As voters take to the polls for midterm elections Tuesday, an Election Integrity Task Force will be responding to complaints in an attempt to combat voter fraud, according to the Wisconsin Department of Justice.
The task force is one of several other outlined response plans meant to ensure a fair election, Attorney General J.B. Van Hollen said in a statement Monday.
According to the statement, the task force will reinforce existing state and local laws regarding voter fraud in all counties in Wisconsin.
“By leveraging expertise and resources, this task force will greater assist law enforcement in the handling of election-related issues,” Van Hollen said in the statement.
The task force will be identifying and prosecuting any voting-related issues, including felon voting, double voting, voter registration problems and campaign fundraising, according to the DOJ.
Local law enforcement and district attorneys will be the primary receivers of complaints, but the DOJ will also be involved in investigating and prosecuting individual cases, according to the DOJ.

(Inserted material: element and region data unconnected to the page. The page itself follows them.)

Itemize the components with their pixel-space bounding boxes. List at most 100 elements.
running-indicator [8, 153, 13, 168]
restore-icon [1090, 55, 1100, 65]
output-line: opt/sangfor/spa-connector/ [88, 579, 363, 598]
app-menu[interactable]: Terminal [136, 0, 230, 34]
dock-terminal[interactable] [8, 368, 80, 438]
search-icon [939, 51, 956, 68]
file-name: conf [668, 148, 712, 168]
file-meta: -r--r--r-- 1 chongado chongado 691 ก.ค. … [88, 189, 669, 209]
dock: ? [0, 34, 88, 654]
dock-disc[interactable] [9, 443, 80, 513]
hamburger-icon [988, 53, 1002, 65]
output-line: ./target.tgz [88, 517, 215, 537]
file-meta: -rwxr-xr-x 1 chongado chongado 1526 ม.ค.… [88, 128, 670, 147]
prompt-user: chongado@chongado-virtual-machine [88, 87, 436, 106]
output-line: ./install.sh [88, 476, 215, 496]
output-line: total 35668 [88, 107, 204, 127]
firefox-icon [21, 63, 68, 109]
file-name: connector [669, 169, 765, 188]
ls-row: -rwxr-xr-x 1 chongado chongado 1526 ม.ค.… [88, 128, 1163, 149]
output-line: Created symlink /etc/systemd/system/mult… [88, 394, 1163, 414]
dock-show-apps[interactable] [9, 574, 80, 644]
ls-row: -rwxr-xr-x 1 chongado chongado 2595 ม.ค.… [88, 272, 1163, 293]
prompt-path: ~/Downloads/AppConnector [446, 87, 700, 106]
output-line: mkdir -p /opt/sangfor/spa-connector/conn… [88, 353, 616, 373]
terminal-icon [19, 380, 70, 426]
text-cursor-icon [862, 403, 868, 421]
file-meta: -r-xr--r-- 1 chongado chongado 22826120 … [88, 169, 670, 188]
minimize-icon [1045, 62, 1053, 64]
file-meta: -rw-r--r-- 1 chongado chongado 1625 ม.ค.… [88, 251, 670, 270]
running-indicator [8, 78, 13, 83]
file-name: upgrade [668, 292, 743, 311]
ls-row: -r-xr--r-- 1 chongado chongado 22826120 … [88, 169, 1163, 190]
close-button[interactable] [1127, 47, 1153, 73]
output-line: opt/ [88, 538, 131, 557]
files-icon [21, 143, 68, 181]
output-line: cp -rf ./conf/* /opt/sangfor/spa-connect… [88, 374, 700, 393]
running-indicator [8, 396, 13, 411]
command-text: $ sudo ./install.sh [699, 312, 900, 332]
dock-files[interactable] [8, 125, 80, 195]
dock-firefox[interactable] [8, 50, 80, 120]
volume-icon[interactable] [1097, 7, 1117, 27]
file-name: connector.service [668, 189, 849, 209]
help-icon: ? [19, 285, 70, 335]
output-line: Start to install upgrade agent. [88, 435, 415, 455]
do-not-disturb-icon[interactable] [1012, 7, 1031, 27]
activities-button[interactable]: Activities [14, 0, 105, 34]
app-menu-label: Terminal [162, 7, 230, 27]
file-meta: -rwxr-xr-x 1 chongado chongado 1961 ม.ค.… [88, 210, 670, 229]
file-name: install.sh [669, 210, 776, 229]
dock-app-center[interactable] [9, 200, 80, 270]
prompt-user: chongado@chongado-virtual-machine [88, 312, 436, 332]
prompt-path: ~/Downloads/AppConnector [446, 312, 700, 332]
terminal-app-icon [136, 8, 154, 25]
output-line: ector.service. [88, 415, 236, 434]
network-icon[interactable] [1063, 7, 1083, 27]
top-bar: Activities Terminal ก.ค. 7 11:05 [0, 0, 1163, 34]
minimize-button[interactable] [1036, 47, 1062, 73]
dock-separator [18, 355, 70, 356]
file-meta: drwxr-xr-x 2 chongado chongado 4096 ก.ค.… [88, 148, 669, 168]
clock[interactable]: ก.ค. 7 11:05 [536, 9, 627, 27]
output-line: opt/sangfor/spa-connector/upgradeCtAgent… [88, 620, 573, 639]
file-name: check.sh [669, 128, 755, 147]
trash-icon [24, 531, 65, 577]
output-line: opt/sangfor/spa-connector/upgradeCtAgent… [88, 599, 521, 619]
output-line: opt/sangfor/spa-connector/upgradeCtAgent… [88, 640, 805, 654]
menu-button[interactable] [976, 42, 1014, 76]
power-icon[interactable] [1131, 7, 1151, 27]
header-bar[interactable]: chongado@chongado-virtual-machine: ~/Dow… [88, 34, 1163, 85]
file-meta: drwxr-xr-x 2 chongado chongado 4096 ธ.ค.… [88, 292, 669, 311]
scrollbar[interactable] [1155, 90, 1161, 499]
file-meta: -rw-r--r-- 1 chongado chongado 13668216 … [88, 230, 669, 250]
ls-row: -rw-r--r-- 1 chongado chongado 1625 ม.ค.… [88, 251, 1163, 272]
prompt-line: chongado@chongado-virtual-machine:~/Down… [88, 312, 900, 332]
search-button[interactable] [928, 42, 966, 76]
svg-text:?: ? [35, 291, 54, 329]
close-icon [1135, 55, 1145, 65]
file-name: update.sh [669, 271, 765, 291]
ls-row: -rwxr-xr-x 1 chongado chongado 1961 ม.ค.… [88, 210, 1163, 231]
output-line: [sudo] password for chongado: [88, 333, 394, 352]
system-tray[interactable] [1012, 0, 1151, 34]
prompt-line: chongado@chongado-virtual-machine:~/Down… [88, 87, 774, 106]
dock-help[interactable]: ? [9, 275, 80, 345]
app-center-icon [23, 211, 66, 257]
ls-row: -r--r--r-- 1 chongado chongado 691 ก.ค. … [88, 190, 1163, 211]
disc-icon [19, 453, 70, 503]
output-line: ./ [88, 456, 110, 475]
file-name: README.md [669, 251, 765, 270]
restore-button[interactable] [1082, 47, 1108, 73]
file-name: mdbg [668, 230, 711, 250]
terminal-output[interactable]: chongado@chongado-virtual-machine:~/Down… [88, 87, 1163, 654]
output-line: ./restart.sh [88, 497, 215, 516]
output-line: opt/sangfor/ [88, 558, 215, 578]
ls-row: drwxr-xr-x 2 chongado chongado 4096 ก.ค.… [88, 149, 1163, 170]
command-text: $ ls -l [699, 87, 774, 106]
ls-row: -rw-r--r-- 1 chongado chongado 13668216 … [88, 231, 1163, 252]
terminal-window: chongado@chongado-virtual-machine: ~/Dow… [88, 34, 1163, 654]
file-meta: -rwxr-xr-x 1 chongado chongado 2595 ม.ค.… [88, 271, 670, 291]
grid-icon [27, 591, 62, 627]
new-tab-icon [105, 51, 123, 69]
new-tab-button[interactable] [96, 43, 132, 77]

The Government Accountability Board will also be monitoring for voting discrepancies alongside the task force, said Reid Magney, spokesperson for the GAB.
Once the polls have closed and the votes have been counted, the GAB checks for violations such as double voting and turns over any information to the DOJ, Magney added.
Voter fraud should not be an issue in this election, said Jay Heck, executive director of Common Cause in Wisconsin, adding that it is a “myth” in Wisconsin.
Though Wisconsin has had isolated incidents of voting problems, Heck says it has never been a major issue, calling it a “lie.”
After evidence of voter fraud surfaced in Florida in the 2000 presidential election, the government required uniformity in the voting system. In Wisconsin, everyone votes with an optical scanner, which leaves a paper trail and providing evidence to back up the electronic count.
“However, it’s good to have a safeguard in place if something were to occur,” Heck added.